我真正阅读张爱玲,是近几年。早些年我的阅读有点随波逐流,张爱玲热的时候,跟大家一起读;热别人的时候,就读别人。张爱玲的文字风格我一直很喜欢很欣赏,但要说读得很用心就谈不上。
一直等到我人到中年,自己生活起起伏伏,经过一些事情了,我才真正被她所吸引。
所以张爱玲是个非常早熟的作家,她的代表作品写出来时,她才二十出头,等读者真正能读懂她,读者差不多已经老了。
因为特殊的人生经历,张爱玲是个备受争议的人物,她的文学成就以及作品魅力,一再被读者重新发现和重新定义。近年来解读张爱玲比较有名的学者,岭南大学教授许子东,他经常在凤凰卫视亮相,曾经说过两句有名的话:
一句是“鲁迅是一座山,但张爱玲是一条河”,意思是鲁迅是一座高高的山,把后面那些小山都挡住了,但张爱玲是一条河,山再高也挡不住。这个说法很形象很生动,非常有意思。我们一下就懂了。
还有一句是什么呢?他说:张爱玲是一个在“五四”以来主流文学史上无处安放的作家。
这句话有点难理解。要理解,就得梳理一下“五四”以来的主流文学。
主流文学有三条清晰的脉络:
一条是忧国忧民的启蒙救世,从鲁迅一直到延安一直到延安以后的文学传统;
第二条是“自己的园地”,如周作人等,相信作家应该为自己写作,不应该为政治服务,相信文学的纯洁性;
第三条就是通俗文学,从鸳鸯蝴蝶派一直到后来的金庸、言情小说、网络小说等等,认为文学就是娱乐的,读者想看什么你就写什么,不要背那么重的包袱。
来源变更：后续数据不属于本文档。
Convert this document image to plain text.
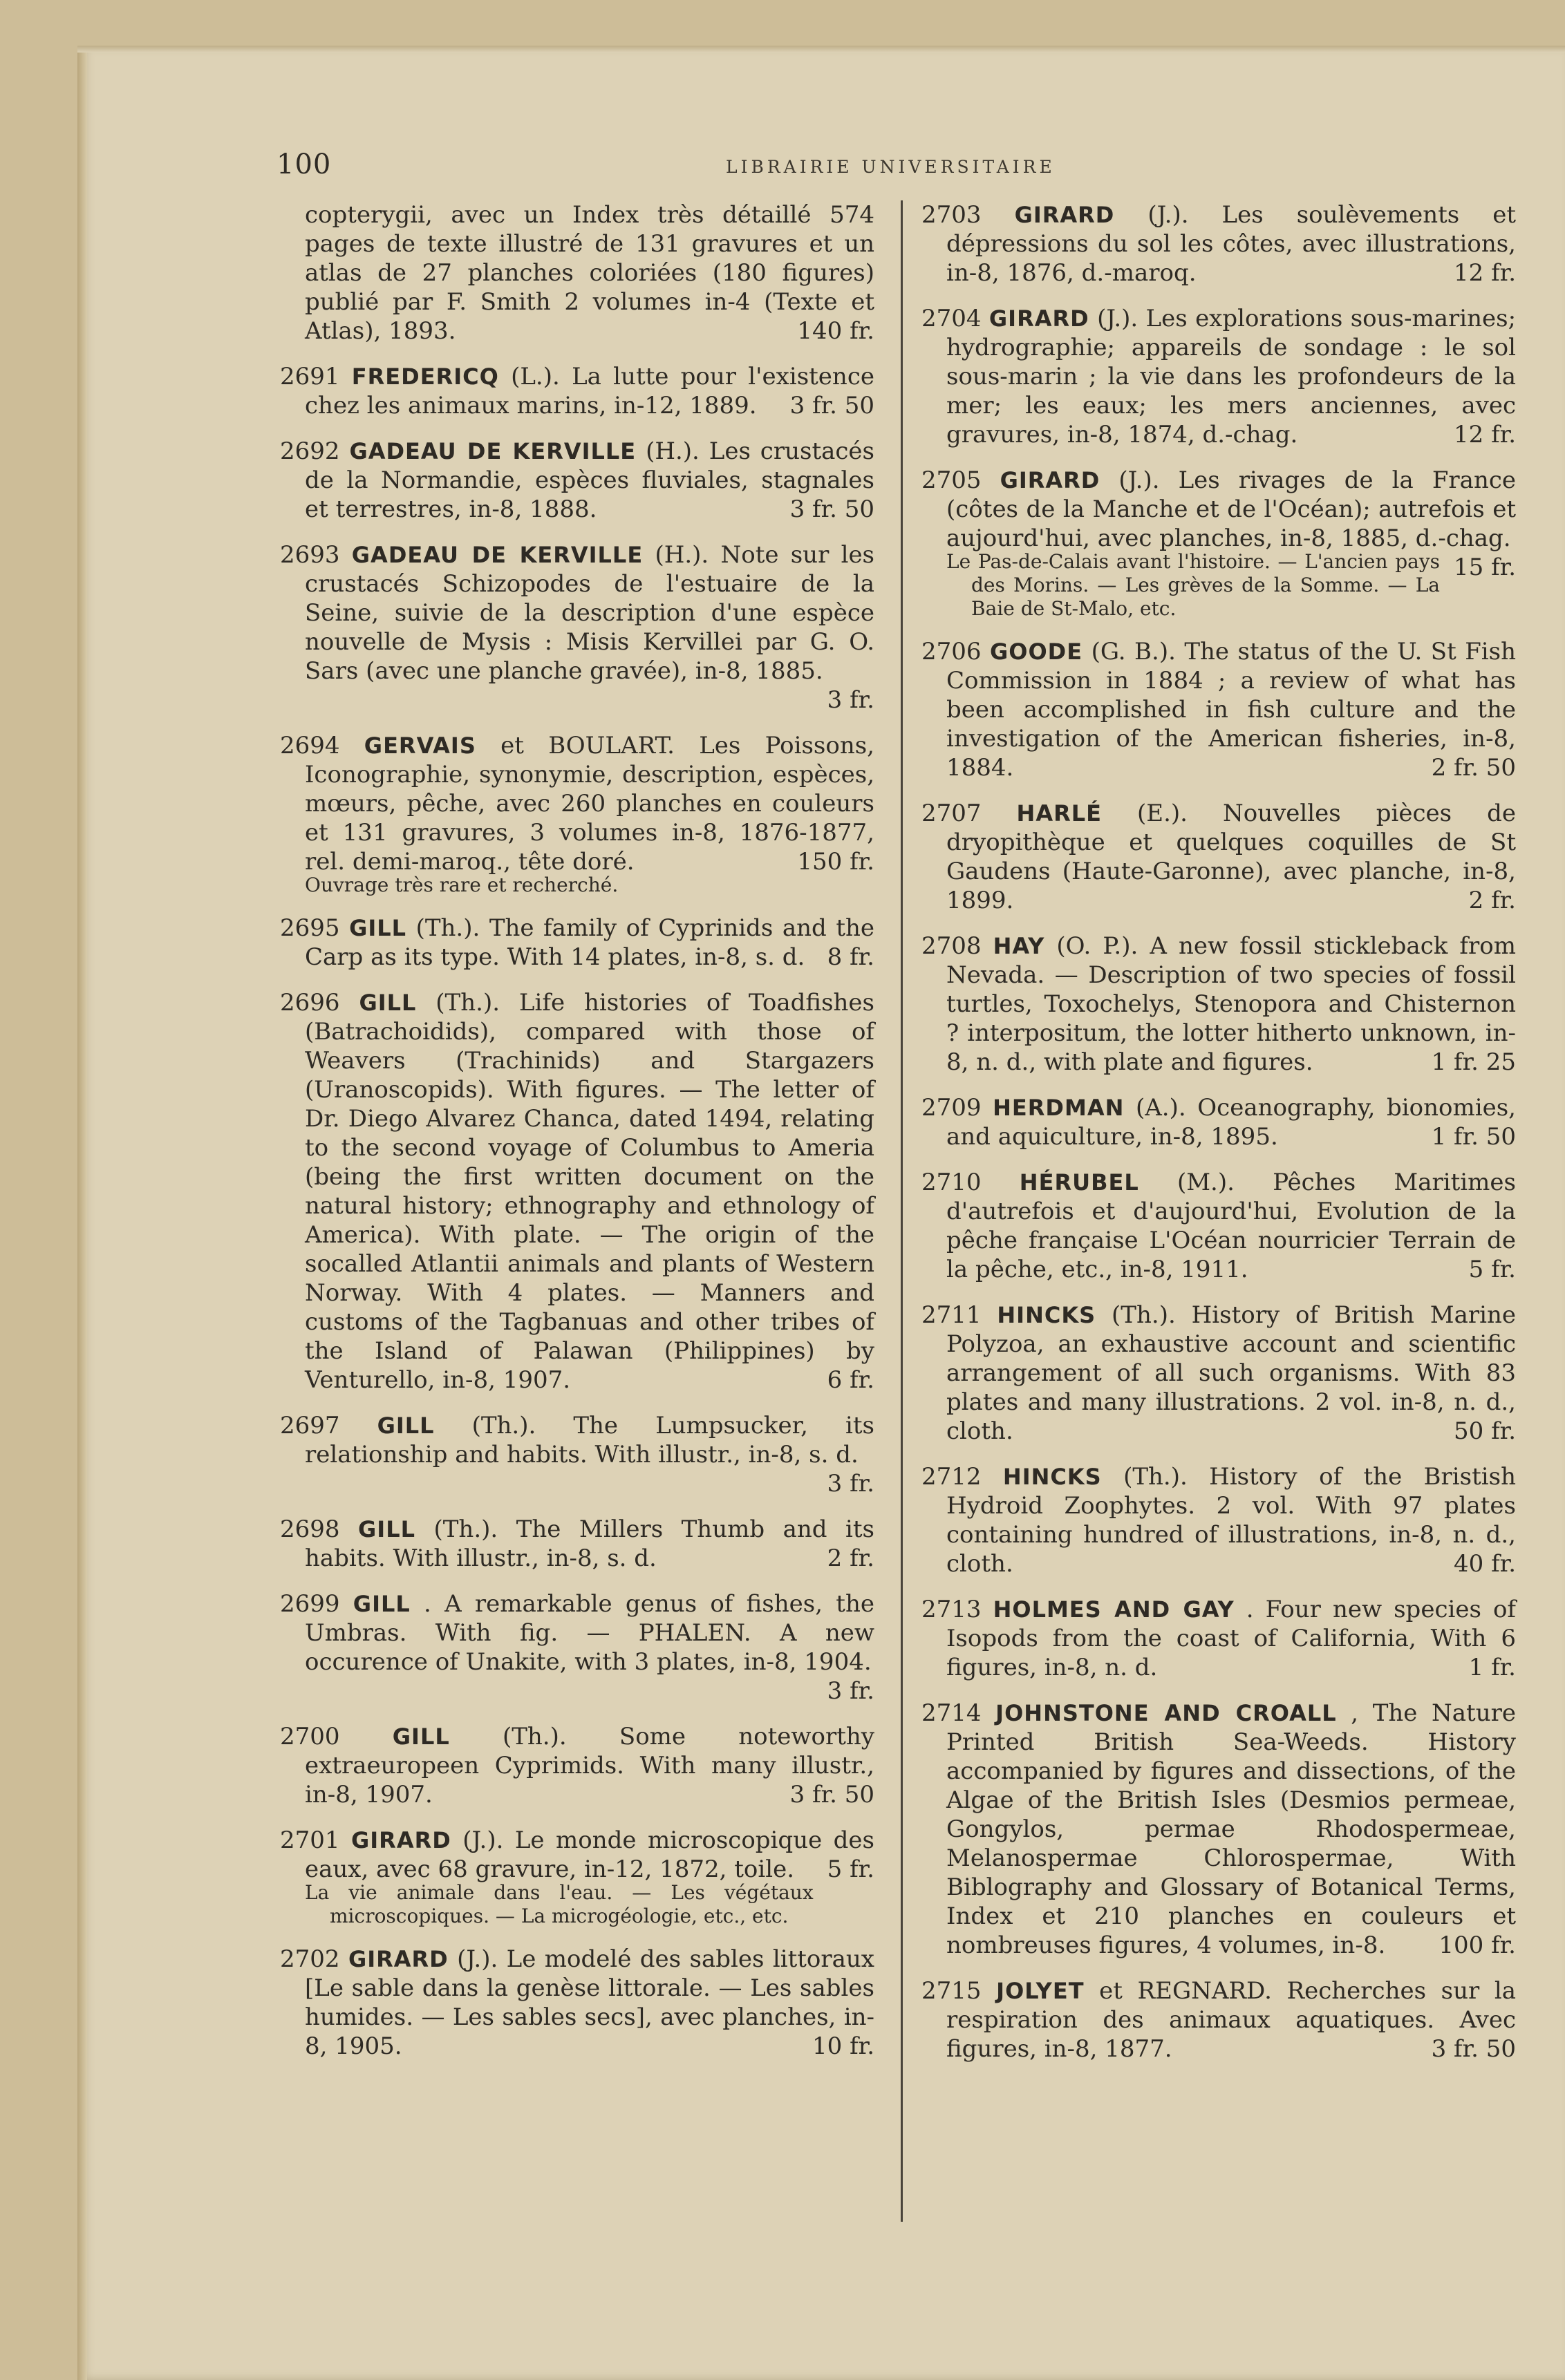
100	LIBRAIRIE UNIVERSITAIRE
copterygii, avec un Index très détaillé 574 pages de texte illustré de 131 gravures et un atlas de 27 planches coloriées (180 figures) publié par F. Smith 2 volumes in-4 (Texte et Atlas), 1893.	140 fr.
2691 FREDERICQ (L.). La lutte pour l'existence chez les animaux marins, in-12, 1889.	3 fr. 50
2692 GADEAU DE KERVILLE (H.). Les crustacés de la Normandie, espèces fluviales, stagnales et terrestres, in-8, 1888.	3 fr. 50
2693 GADEAU DE KERVILLE (H.). Note sur les crustacés Schizopodes de l'estuaire de la Seine, suivie de la description d'une espèce nouvelle de Mysis : Misis Kervillei par G. O. Sars (avec une planche gravée), in-8, 1885.
3 fr.
2694 GERVAIS et BOULART. Les Poissons, Iconographie, synonymie, description, espèces, mœurs, pêche, avec 260 planches en couleurs et 131 gravures, 3 volumes in-8, 1876-1877, rel. demi-maroq., tête doré.	150 fr.
Ouvrage très rare et recherché.
2695 GILL (Th.). The family of Cyprinids and the Carp as its type. With 14 plates, in-8, s. d. 8 fr.
2696 GILL (Th.). Life histories of Toadfishes (Batrachoidids), compared with those of Weavers (Trachinids) and Stargazers (Uranoscopids). With figures. — The letter of Dr. Diego Alvarez Chanca, dated 1494, relating to the second voyage of Columbus to Ameria (being the first written document on the natural history; ethnography and ethnology of America). With plate. — The origin of the socalled Atlantii animals and plants of Western Norway. With 4 plates. — Manners and customs of the Tagbanuas and other tribes of the Island of Palawan (Philippines) by Venturello, in-8, 1907.	6 fr.
2697 GILL (Th.). The Lumpsucker, its relationship and habits. With illustr., in-8, s. d.
3 fr.
2698 GILL (Th.). The Millers Thumb and its habits. With illustr., in-8, s. d.	2 fr.
2699 GILL . A remarkable genus of fishes, the Umbras. With fig. — PHALEN. A new occurence of Unakite, with 3 plates, in-8, 1904.
3 fr.
2700 GILL (Th.). Some noteworthy extraeuropeen Cyprimids. With many illustr., in-8, 1907.	3 fr. 50
2701 GIRARD (J.). Le monde microscopique des eaux, avec 68 gravure, in-12, 1872, toile.	5 fr.
La vie animale dans l'eau. — Les végétaux microscopiques. — La microgéologie, etc., etc.
2702 GIRARD (J.). Le modelé des sables littoraux [Le sable dans la genèse littorale. — Les sables humides. — Les sables secs], avec planches, in-8, 1905.	10 fr.
2703 GIRARD (J.). Les soulèvements et dépressions du sol les côtes, avec illustrations, in-8, 1876, d.-maroq.	12 fr.
2704 GIRARD (J.). Les explorations sous-marines; hydrographie; appareils de sondage : le sol sous-marin ; la vie dans les profondeurs de la mer; les eaux; les mers anciennes, avec gravures, in-8, 1874, d.-chag.	12 fr.
2705 GIRARD (J.). Les rivages de la France (côtes de la Manche et de l'Océan); autrefois et aujourd'hui, avec planches, in-8, 1885, d.-chag.
15 fr.
Le Pas-de-Calais avant l'histoire. — L'ancien pays des Morins. — Les grèves de la Somme. — La Baie de St-Malo, etc.
2706 GOODE (G. B.). The status of the U. St Fish Commission in 1884 ; a review of what has been accomplished in fish culture and the investigation of the American fisheries, in-8, 1884.	2 fr. 50
2707 HARLÉ (E.). Nouvelles pièces de dryopithèque et quelques coquilles de St Gaudens (Haute-Garonne), avec planche, in-8, 1899.	2 fr.
2708 HAY (O. P.). A new fossil stickleback from Nevada. — Description of two species of fossil turtles, Toxochelys, Stenopora and Chisternon ? interpositum, the lotter hitherto unknown, in-8, n. d., with plate and figures.	1 fr. 25
2709 HERDMAN (A.). Oceanography, bionomies, and aquiculture, in-8, 1895.	1 fr. 50
2710 HÉRUBEL (M.). Pêches Maritimes d'autrefois et d'aujourd'hui, Evolution de la pêche française L'Océan nourricier Terrain de la pêche, etc., in-8, 1911.	5 fr.
2711 HINCKS (Th.). History of British Marine Polyzoa, an exhaustive account and scientific arrangement of all such organisms. With 83 plates and many illustrations. 2 vol. in-8, n. d., cloth.	50 fr.
2712 HINCKS (Th.). History of the Bristish Hydroid Zoophytes. 2 vol. With 97 plates containing hundred of illustrations, in-8, n. d., cloth.	40 fr.
2713 HOLMES AND GAY . Four new species of Isopods from the coast of California, With 6 figures, in-8, n. d.	1 fr.
2714 JOHNSTONE AND CROALL , The Nature Printed British Sea-Weeds. History accompanied by figures and dissections, of the Algae of the British Isles (Desmios permeae, Gongylos, permae Rhodospermeae, Melanospermae Chlorospermae, With Biblography and Glossary of Botanical Terms, Index et 210 planches en couleurs et nombreuses figures, 4 volumes, in-8.	100 fr.
2715 JOLYET et REGNARD. Recherches sur la respiration des animaux aquatiques. Avec figures, in-8, 1877.	3 fr. 50
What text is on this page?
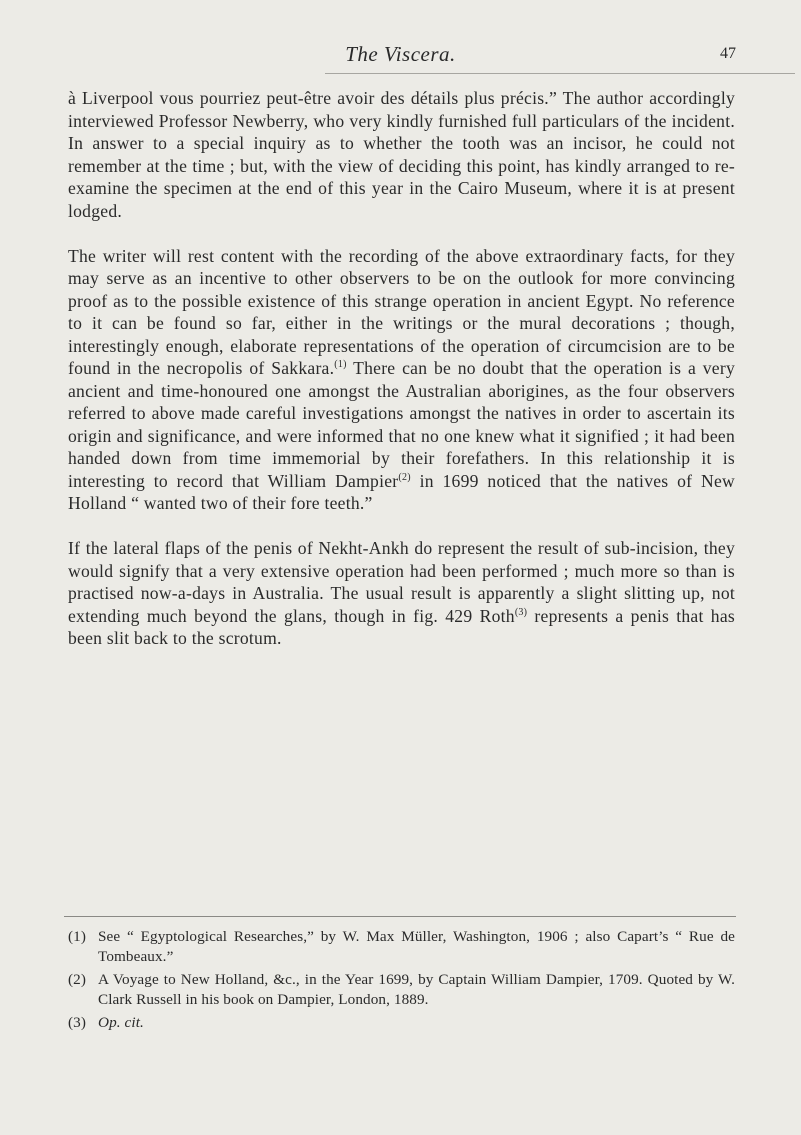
The Viscera.	47

à Liverpool vous pourriez peut-être avoir des détails plus précis.” The author accordingly interviewed Professor Newberry, who very kindly furnished full particulars of the incident. In answer to a special inquiry as to whether the tooth was an incisor, he could not remember at the time ; but, with the view of deciding this point, has kindly arranged to re-examine the specimen at the end of this year in the Cairo Museum, where it is at present lodged.

The writer will rest content with the recording of the above extraordinary facts, for they may serve as an incentive to other observers to be on the outlook for more convincing proof as to the possible existence of this strange operation in ancient Egypt. No reference to it can be found so far, either in the writings or the mural decorations ; though, interestingly enough, elaborate representations of the operation of circumcision are to be found in the necropolis of Sakkara.$^{(1)}$ There can be no doubt that the operation is a very ancient and time-honoured one amongst the Australian aborigines, as the four observers referred to above made careful investigations amongst the natives in order to ascertain its origin and significance, and were informed that no one knew what it signified ; it had been handed down from time immemorial by their forefathers. In this relationship it is interesting to record that William Dampier$^{(2)}$ in 1699 noticed that the natives of New Holland “ wanted two of their fore teeth.”

If the lateral flaps of the penis of Nekht-Ankh do represent the result of sub-incision, they would signify that a very extensive operation had been performed ; much more so than is practised now-a-days in Australia. The usual result is apparently a slight slitting up, not extending much beyond the glans, though in fig. 429 Roth$^{(3)}$ represents a penis that has been slit back to the scrotum.

(1) See “ Egyptological Researches,” by W. Max Müller, Washington, 1906 ; also Capart’s “ Rue de Tombeaux.”
(2) A Voyage to New Holland, &c., in the Year 1699, by Captain William Dampier, 1709. Quoted by W. Clark Russell in his book on Dampier, London, 1889.
(3) Op. cit.
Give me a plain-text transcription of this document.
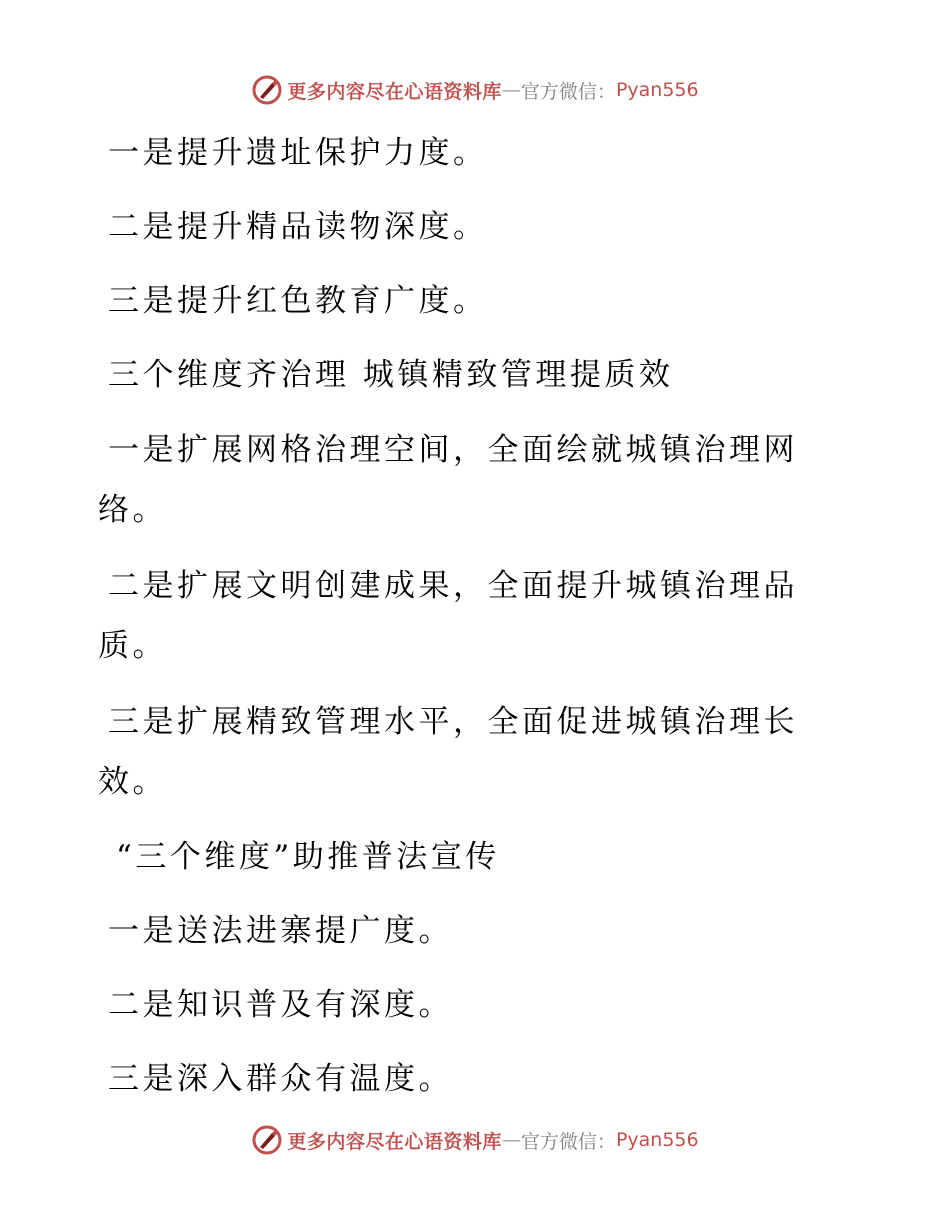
更多内容尽在心语资料库 — 官方微信： Pyan556

一是提升遗址保护力度。

二是提升精品读物深度。

三是提升红色教育广度。

三个维度齐治理 城镇精致管理提质效

一是扩展网格治理空间，全面绘就城镇治理网络。

二是扩展文明创建成果，全面提升城镇治理品质。

三是扩展精致管理水平，全面促进城镇治理长效。

“三个维度”助推普法宣传

一是送法进寨提广度。

二是知识普及有深度。

三是深入群众有温度。

更多内容尽在心语资料库 — 官方微信： Pyan556
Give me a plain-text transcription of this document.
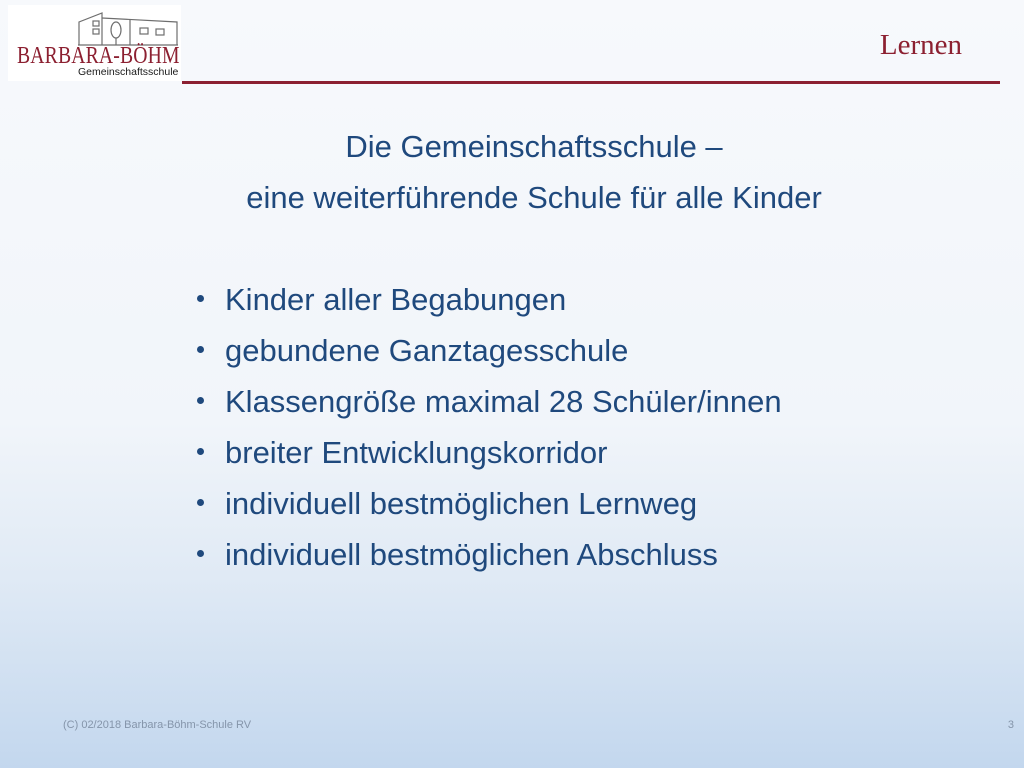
BARBARA-BÖHM
Gemeinschaftsschule
Lernen
Die Gemeinschaftsschule –
eine weiterführende Schule für alle Kinder
Kinder aller Begabungen
gebundene Ganztagesschule
Klassengröße maximal 28 Schüler/innen
breiter Entwicklungskorridor
individuell bestmöglichen Lernweg
individuell bestmöglichen Abschluss
(C) 02/2018 Barbara-Böhm-Schule RV	3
大部分作家都可以归入这三条线索,有的作家可以跨两条线。但张爱玲是一个非常特别的人,这三条线她都不太放得下,无法安放。
许子东说“无法安放”不是张爱玲的错,我非常认同,我们至今为什么还要阅读张爱玲,就是她帮助我们打破了常规的阅读体验,“无处安放”恰恰是她的魅力所在。
因为时间有限,我还是赶紧切入今晚交流的主题“张爱玲的服饰描写——以《金锁记》为例”,跟各位文友一起欣赏张爱玲的文字魅力。熟悉张爱玲的读者都知道,张爱玲是个“服装控”。
她弟弟曾经感慨,有天才的人,总跟别人有点两样。他说张爱玲喜欢特别,随便什么事情总爱跟别人两样。尤其在穿衣服上。
其实,所有女人都觉得自己的衣橱里少了一件衣服,就是特别想要的那件。在这一点上,张爱玲与大多数女人没两样。
在这个以貌取人的势利社会,不管我们承不承认,这个世界确实很势利,尤其对女人。没几件得体的衣服,再自信的女人,也难以自信。
美丽的衣服就是女人征服这个世界的铠甲。看童话的我们从小就知道,灰姑娘是穿上水晶鞋,王子才爱上她。《乱世佳人》郝思嘉再落魄,也要用绿色窗帘布给自己做一条漂亮裙子,才有勇气去见白瑞德,即使那个男人又老又落魄,被关在牢里。
张爱玲也是乱世佳人,而且是绝代乱世佳人,所以,她的惊艳出场,怎么能少得了服装这个重要道具?
所以,我们读到了很多她关于衣服的妙论,比如什么“生命是一袭华美的袍,爬满了蚤子”“对于不会说话的人,衣服是一种语言,随身带着的一种袖珍戏剧。”我印象特别深的,是有一个时期,张爱玲在后母统治下生活,捡后母穿剩的衣服穿:“一件暗红的薄棉袍,碎牛肉的颜色,穿不完地穿着,就像浑身都生冻疮;冬天已经过去了,还留在冻疮的疤——是那样的憎恶与羞耻。”
其实,后来据考证,张爱玲的后母孙用蕃,也就是民国总理孙宝琦的女儿,做人没这么不堪。但张爱玲读后母的恐怖故事,恐怕不会比我们少,加上她的天才想象和超乎常人的敏感,放大孙用蕃的不好完全有可能。
张爱玲的服饰情结,可能与她这段成长经历有关,出于一种心理补偿。她后来跟她的朋友说:我小时候没有衣服穿,后来有一阵拼命穿的鲜艳,以致博得“奇装异服”的美名。穿过就算了,现在不想了。
后来,我们从《对照记》以及别人的描述里可以看出来,中年以后,绚丽归于平淡的张爱玲,穿着打扮非常朴素,尤其到晚年,经常一双拖鞋穿进穿出,走在大街上,跟普通的大妈没什么两样。
她用自己的一生,践行了自己所说“衣服是一种语言,是随身带着的袖珍戏剧。”
但张爱玲作为一个杰出伟大的作家,她把自己对衣服最精彩最独到的理解,献给了她的文学作品——她的小说。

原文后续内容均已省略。